Can I use AI to write articles that get cited by AI?
Yes, when the output passes the citation test. AI-generated content with specific statistics, real outbound citations, expert quotes, and a clear authoritative position performs as well as human writing in the Princeton GEO study. AI-generated content that's generic, sourceless, or keyword-stuffed performs worse than no content. Format and substance matter more than authorship.
How many citations should a 2,000-word article have?
Five to eight inline citations to authoritative sources, plus 5 to 10 specific statistics with named sources, plus 2 to 3 expert quotes with full attribution. Total: roughly 15 to 20 verifiable references in a 2,000-word piece. That's the density AI engines reward.
Why does my AI-written content not get cited even though it's well-structured?
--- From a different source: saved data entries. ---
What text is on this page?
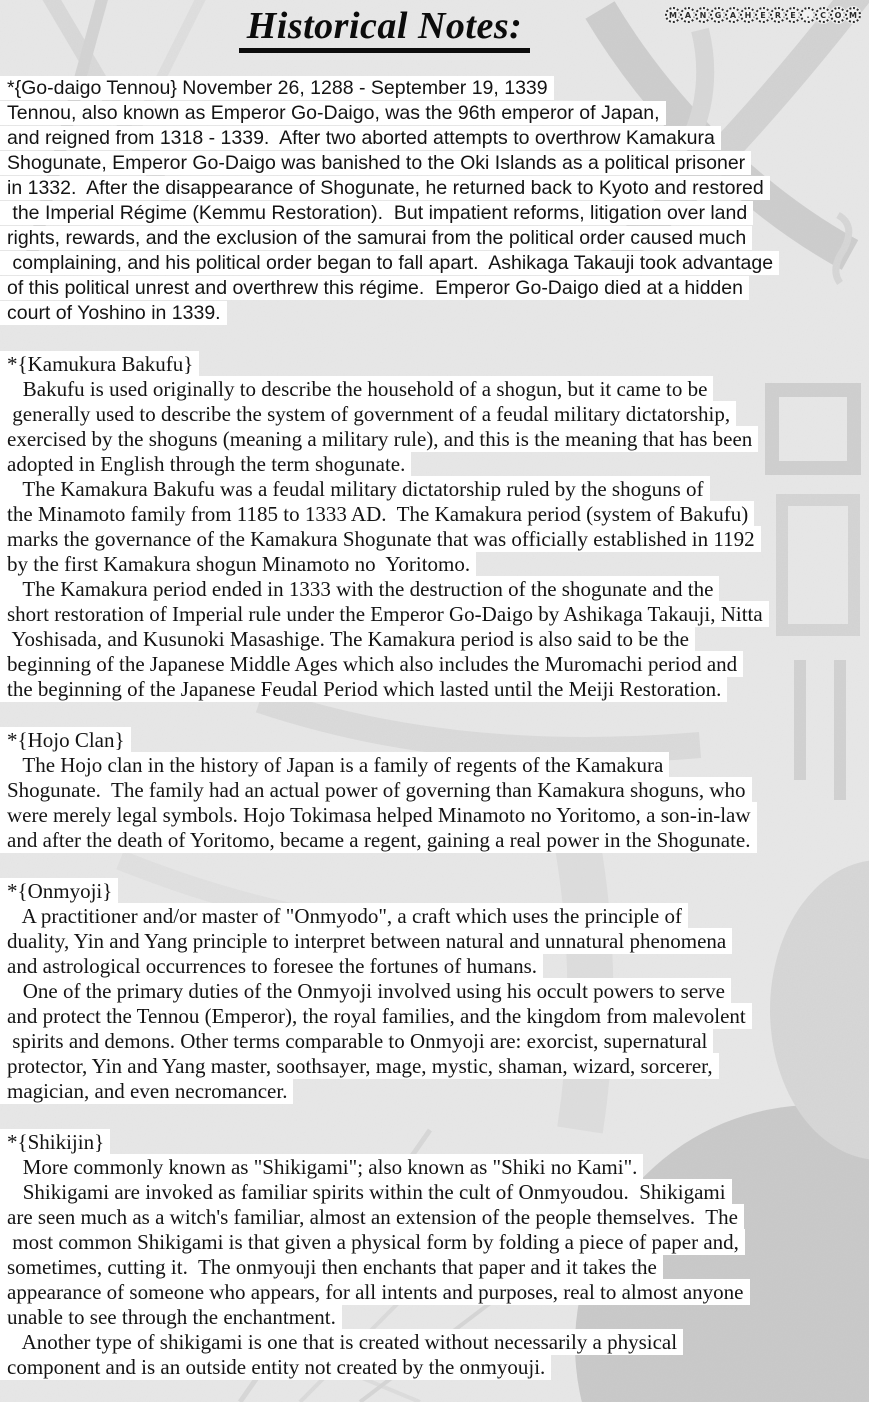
M A	N	G	A	H	E	R	E	.	C	O M
Historical Notes:
*{Go-daigo Tennou} November 26, 1288 - September 19, 1339
Tennou, also known as Emperor Go-Daigo, was the 96th emperor of Japan,
and reigned from 1318 - 1339.  After two aborted attempts to overthrow Kamakura
Shogunate, Emperor Go-Daigo was banished to the Oki Islands as a political prisoner
in 1332.  After the disappearance of Shogunate, he returned back to Kyoto and restored
the Imperial Régime (Kemmu Restoration).  But impatient reforms, litigation over land
rights, rewards, and the exclusion of the samurai from the political order caused much
complaining, and his political order began to fall apart.  Ashikaga Takauji took advantage
of this political unrest and overthrew this régime.  Emperor Go-Daigo died at a hidden
court of Yoshino in 1339.
*{Kamukura Bakufu}
Bakufu is used originally to describe the household of a shogun, but it came to be
generally used to describe the system of government of a feudal military dictatorship,
exercised by the shoguns (meaning a military rule), and this is the meaning that has been
adopted in English through the term shogunate.
The Kamakura Bakufu was a feudal military dictatorship ruled by the shoguns of
the Minamoto family from 1185 to 1333 AD.  The Kamakura period (system of Bakufu)
marks the governance of the Kamakura Shogunate that was officially established in 1192
by the first Kamakura shogun Minamoto no  Yoritomo.
The Kamakura period ended in 1333 with the destruction of the shogunate and the
short restoration of Imperial rule under the Emperor Go-Daigo by Ashikaga Takauji, Nitta
Yoshisada, and Kusunoki Masashige. The Kamakura period is also said to be the
beginning of the Japanese Middle Ages which also includes the Muromachi period and
the beginning of the Japanese Feudal Period which lasted until the Meiji Restoration.
*{Hojo Clan}
The Hojo clan in the history of Japan is a family of regents of the Kamakura
Shogunate.  The family had an actual power of governing than Kamakura shoguns, who
were merely legal symbols. Hojo Tokimasa helped Minamoto no Yoritomo, a son-in-law
and after the death of Yoritomo, became a regent, gaining a real power in the Shogunate.
*{Onmyoji}
A practitioner and/or master of "Onmyodo", a craft which uses the principle of
duality, Yin and Yang principle to interpret between natural and unnatural phenomena
and astrological occurrences to foresee the fortunes of humans.
One of the primary duties of the Onmyoji involved using his occult powers to serve
and protect the Tennou (Emperor), the royal families, and the kingdom from malevolent
spirits and demons. Other terms comparable to Onmyoji are: exorcist, supernatural
protector, Yin and Yang master, soothsayer, mage, mystic, shaman, wizard, sorcerer,
magician, and even necromancer.
*{Shikijin}
More commonly known as "Shikigami"; also known as "Shiki no Kami".
Shikigami are invoked as familiar spirits within the cult of Onmyoudou.  Shikigami
are seen much as a witch's familiar, almost an extension of the people themselves.  The
most common Shikigami is that given a physical form by folding a piece of paper and,
sometimes, cutting it.  The onmyouji then enchants that paper and it takes the
appearance of someone who appears, for all intents and purposes, real to almost anyone
unable to see through the enchantment.
Another type of shikigami is one that is created without necessarily a physical
component and is an outside entity not created by the onmyouji.
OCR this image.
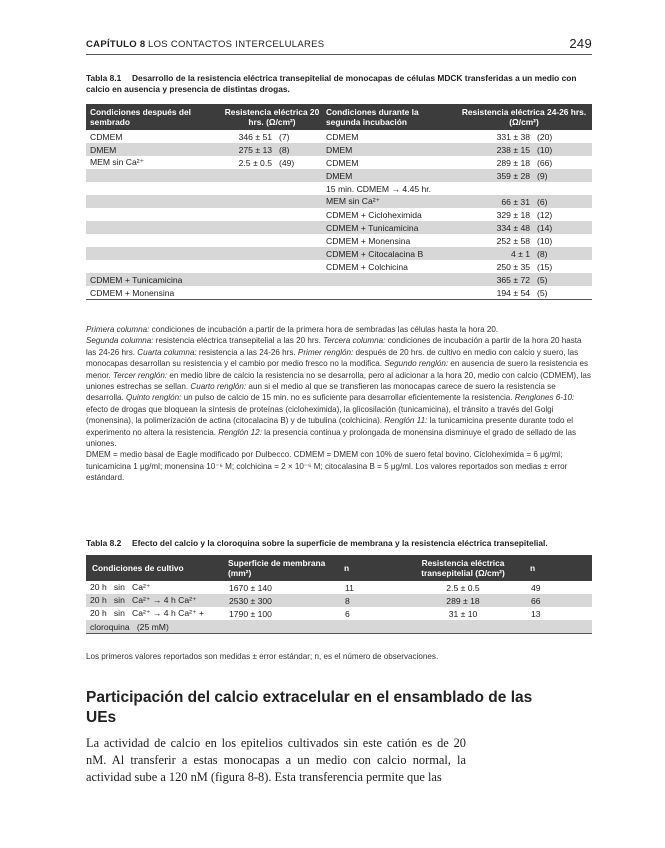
CAPÍTULO 8 LOS CONTACTOS INTERCELULARES	249
Tabla 8.1 Desarrollo de la resistencia eléctrica transepitelial de monocapas de células MDCK transferidas a un medio con calcio en ausencia y presencia de distintas drogas.
Condiciones después del sembrado	Resistencia eléctrica 20 hrs. (Ω/cm²)		Condiciones durante la segunda incubación	Resistencia eléctrica 24-26 hrs. (Ω/cm²)	
CDMEM	346 ± 51	(7)	CDMEM	331 ± 38	(20)
DMEM	275 ± 13	(8)	DMEM	238 ± 15	(10)
MEM sin Ca²⁺	2.5 ± 0.5	(49)	CDMEM	289 ± 18	(66)
			DMEM	359 ± 28	(9)
			15 min. CDMEM → 4.45 hr.		
			MEM sin Ca²⁺	66 ± 31	(6)
			CDMEM + Cicloheximida	329 ± 18	(12)
			CDMEM + Tunicamicina	334 ± 48	(14)
			CDMEM + Monensina	252 ± 58	(10)
			CDMEM + Citocalacina B	4 ± 1	(8)
			CDMEM + Colchicina	250 ± 35	(15)
CDMEM + Tunicamicina				365 ± 72	(5)
CDMEM + Monensina				194 ± 54	(5)

Primera columna: condiciones de incubación a partir de la primera hora de sembradas las células hasta la hora 20.

Segunda columna: resistencia eléctrica transepitelial a las 20 hrs. Tercera columna: condiciones de incubación a partir de la hora 20 hasta las 24-26 hrs. Cuarta columna: resistencia a las 24-26 hrs. Primer renglón: después de 20 hrs. de cultivo en medio con calcio y suero, las monocapas desarrollan su resistencia y el cambio por medio fresco no la modifica. Segundo renglón: en ausencia de suero la resistencia es menor. Tercer renglón: en medio libre de calcio la resistencia no se desarrolla, pero al adicionar a la hora 20, medio con calcio (CDMEM), las uniones estrechas se sellan. Cuarto renglón: aun si el medio al que se transfieren las monocapas carece de suero la resistencia se desarrolla. Quinto renglón: un pulso de calcio de 15 min. no es suficiente para desarrollar eficientemente la resistencia. Renglones 6-10: efecto de drogas que bloquean la síntesis de proteínas (cicloheximida), la glicosilación (tunicamicina), el tránsito a través del Golgi (monensina), la polimerización de actina (citocalacina B) y de tubulina (colchicina). Renglón 11: la tunicamicina presente durante todo el experimento no altera la resistencia. Renglón 12: la presencia continua y prolongada de monensina disminuye el grado de sellado de las uniones.

DMEM = medio basal de Eagle modificado por Dulbecco. CDMEM = DMEM con 10% de suero fetal bovino. Cicloheximida = 6 μg/ml; tunicamicina 1 μg/ml; monensina 10⁻⁶ M; colchicina = 2 × 10⁻⁶ M; citocalasina B = 5 μg/ml. Los valores reportados son medias ± error estándard.

Tabla 8.2 Efecto del calcio y la cloroquina sobre la superficie de membrana y la resistencia eléctrica transepitelial.
Condiciones de cultivo	Superficie de membrana (mm²)	n	Resistencia eléctrica transepitelial (Ω/cm²)	n
20 h   sin   Ca²⁺	1670 ± 140	11	2.5 ± 0.5	49
20 h   sin   Ca²⁺ → 4 h Ca²⁺	2530 ± 300	8	289 ± 18	66
20 h   sin   Ca²⁺ → 4 h Ca²⁺ +	1790 ± 100	6	31 ± 10	13
cloroquina   (25 mM)				
Los primeros valores reportados son medidas ± error estándar; n, es el número de observaciones.
Participación del calcio extracelular en el ensamblado de las UEs
La actividad de calcio en los epitelios cultivados sin este catión es de 20 nM. Al transferir a estas monocapas a un medio con calcio normal, la actividad sube a 120 nM (figura 8-8). Esta transferencia permite que las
Three common reasons. First, the prose is technically clean but vague: no specific numbers, no named sources, no quotable opinions. Second, the AI bots haven't crawled the page yet (check robots.txt and your access logs). Third, the page has no FAQ section, so it loses to competitors whose H3 questions match the user prompt structurally.
What tools help me write for AI search optimization?
xSeek finds which prompts to target by mining real LLM web searches and surfacing content gaps. Surfer SEO scores drafts against the top-ranking pages in real time. Frase.io ships volume on a budget at $49/mo. Use one of each, not five overlapping tools.